Meta-Reinforcement Learning for Fast and Data-Efficient Spectrum Allocation in Dynamic Wireless Networks

TL;DR

This paper introduces a meta-learning approach for spectrum allocation in dynamic wireless networks, enabling rapid adaptation and improved performance over traditional DRL methods, with significant gains in throughput and safety.

Contribution

It develops and evaluates three meta-learning architectures for fast, data-efficient spectrum management, demonstrating superior performance and safety compared to standard DRL algorithms.

Findings

Meta-learning architectures outperform PPO baseline in throughput.

Attention-based meta-learning reduces interference and latency violations.

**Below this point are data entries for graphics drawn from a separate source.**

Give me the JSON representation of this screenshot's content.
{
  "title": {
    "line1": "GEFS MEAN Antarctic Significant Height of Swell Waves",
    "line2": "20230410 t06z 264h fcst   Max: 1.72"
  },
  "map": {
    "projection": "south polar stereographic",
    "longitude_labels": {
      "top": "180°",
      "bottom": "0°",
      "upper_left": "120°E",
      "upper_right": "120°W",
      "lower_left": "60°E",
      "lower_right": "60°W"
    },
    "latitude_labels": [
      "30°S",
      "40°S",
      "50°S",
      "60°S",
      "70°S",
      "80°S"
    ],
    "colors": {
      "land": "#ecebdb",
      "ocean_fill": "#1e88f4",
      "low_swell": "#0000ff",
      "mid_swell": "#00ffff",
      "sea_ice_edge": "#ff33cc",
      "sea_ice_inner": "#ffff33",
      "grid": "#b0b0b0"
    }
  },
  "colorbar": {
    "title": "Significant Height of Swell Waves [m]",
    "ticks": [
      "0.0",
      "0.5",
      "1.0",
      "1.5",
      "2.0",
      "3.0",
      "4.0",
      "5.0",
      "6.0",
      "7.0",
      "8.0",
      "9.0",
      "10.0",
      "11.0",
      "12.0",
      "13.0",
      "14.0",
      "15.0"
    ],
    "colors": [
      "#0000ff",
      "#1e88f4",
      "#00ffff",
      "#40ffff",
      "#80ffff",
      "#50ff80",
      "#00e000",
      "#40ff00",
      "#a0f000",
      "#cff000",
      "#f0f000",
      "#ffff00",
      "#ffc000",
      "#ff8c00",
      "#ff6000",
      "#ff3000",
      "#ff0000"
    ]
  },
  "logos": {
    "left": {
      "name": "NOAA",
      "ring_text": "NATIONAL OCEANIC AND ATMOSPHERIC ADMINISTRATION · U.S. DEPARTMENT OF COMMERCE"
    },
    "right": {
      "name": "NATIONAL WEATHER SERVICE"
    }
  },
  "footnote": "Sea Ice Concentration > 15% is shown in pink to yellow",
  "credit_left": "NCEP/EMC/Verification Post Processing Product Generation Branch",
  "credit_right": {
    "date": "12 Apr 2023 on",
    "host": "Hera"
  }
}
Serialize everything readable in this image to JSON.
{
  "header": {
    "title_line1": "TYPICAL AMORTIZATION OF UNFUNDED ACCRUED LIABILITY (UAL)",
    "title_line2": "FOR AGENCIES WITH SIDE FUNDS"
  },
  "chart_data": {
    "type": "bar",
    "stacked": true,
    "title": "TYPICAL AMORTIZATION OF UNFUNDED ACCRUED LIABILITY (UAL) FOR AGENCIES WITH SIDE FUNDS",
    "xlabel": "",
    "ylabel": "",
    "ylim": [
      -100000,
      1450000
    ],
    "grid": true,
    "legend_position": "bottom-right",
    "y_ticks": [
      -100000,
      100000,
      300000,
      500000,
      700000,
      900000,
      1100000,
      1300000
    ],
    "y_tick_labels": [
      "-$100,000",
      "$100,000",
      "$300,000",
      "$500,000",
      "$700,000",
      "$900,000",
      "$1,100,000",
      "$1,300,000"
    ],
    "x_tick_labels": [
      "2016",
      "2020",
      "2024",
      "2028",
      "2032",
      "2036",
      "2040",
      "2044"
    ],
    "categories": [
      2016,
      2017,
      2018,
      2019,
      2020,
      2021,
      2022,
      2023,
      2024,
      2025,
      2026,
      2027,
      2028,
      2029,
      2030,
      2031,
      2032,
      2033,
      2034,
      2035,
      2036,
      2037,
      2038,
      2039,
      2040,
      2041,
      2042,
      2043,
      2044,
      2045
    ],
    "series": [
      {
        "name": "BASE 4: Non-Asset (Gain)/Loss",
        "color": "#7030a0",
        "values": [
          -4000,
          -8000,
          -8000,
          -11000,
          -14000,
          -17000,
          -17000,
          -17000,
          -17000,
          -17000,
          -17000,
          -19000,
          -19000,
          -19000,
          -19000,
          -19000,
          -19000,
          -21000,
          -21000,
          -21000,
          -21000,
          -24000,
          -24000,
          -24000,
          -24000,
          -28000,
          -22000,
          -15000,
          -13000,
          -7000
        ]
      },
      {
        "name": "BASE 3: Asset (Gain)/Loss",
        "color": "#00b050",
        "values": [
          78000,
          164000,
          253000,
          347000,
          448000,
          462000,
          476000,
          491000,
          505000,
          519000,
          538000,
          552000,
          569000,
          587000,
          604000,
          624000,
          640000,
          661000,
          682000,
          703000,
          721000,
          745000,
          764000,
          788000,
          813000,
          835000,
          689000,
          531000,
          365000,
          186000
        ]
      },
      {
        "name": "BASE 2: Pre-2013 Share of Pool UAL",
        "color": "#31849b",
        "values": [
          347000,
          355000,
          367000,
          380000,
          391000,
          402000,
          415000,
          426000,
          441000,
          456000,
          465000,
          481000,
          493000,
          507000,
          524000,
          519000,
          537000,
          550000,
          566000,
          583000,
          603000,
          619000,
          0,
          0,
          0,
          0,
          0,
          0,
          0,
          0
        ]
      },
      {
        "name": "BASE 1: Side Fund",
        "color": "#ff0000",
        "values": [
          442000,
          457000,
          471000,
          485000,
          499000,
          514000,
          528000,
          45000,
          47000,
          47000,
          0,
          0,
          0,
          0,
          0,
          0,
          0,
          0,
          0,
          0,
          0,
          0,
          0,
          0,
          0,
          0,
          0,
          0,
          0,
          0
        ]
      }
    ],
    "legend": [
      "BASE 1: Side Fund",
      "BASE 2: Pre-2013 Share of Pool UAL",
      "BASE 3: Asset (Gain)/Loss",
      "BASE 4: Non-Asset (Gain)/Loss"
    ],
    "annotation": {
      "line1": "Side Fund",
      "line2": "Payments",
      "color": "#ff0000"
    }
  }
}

Rapid adaptation improves fairness and resource allocation.

Abstract

The dynamic allocation of spectrum in 5G / 6G networks is critical to efficient resource utilization. However, applying traditional deep reinforcement learning (DRL) is often infeasible due to its immense sample complexity and the safety risks associated with unguided exploration, which can cause severe network interference. To address these challenges, we propose a meta-learning framework that enables agents to learn a robust initial policy and rapidly adapt to new wireless scenarios with minimal data. We implement three meta-learning architectures, model-agnostic meta-learning (MAML), recurrent neural network (RNN), and an attention-enhanced RNN, and evaluate them against a non-meta-learning DRL algorithm, proximal policy optimization (PPO) baseline, in a simulated dynamic integrated access/backhaul (IAB) environment. Our results show a clear performance gap. The attention-based meta-learning agent reaches a peak mean network throughput of 48 Mbps, while the PPO baseline decreased drastically to 10 Mbps. Furthermore, our method reduces SINR and latency violations by more than 50% compared to PPO. It also shows quick adaptation, with a fairness index 0.7, showing better resource allocation. This work proves that meta-learning is a very effective and safer option for intelligent control in complex wireless systems.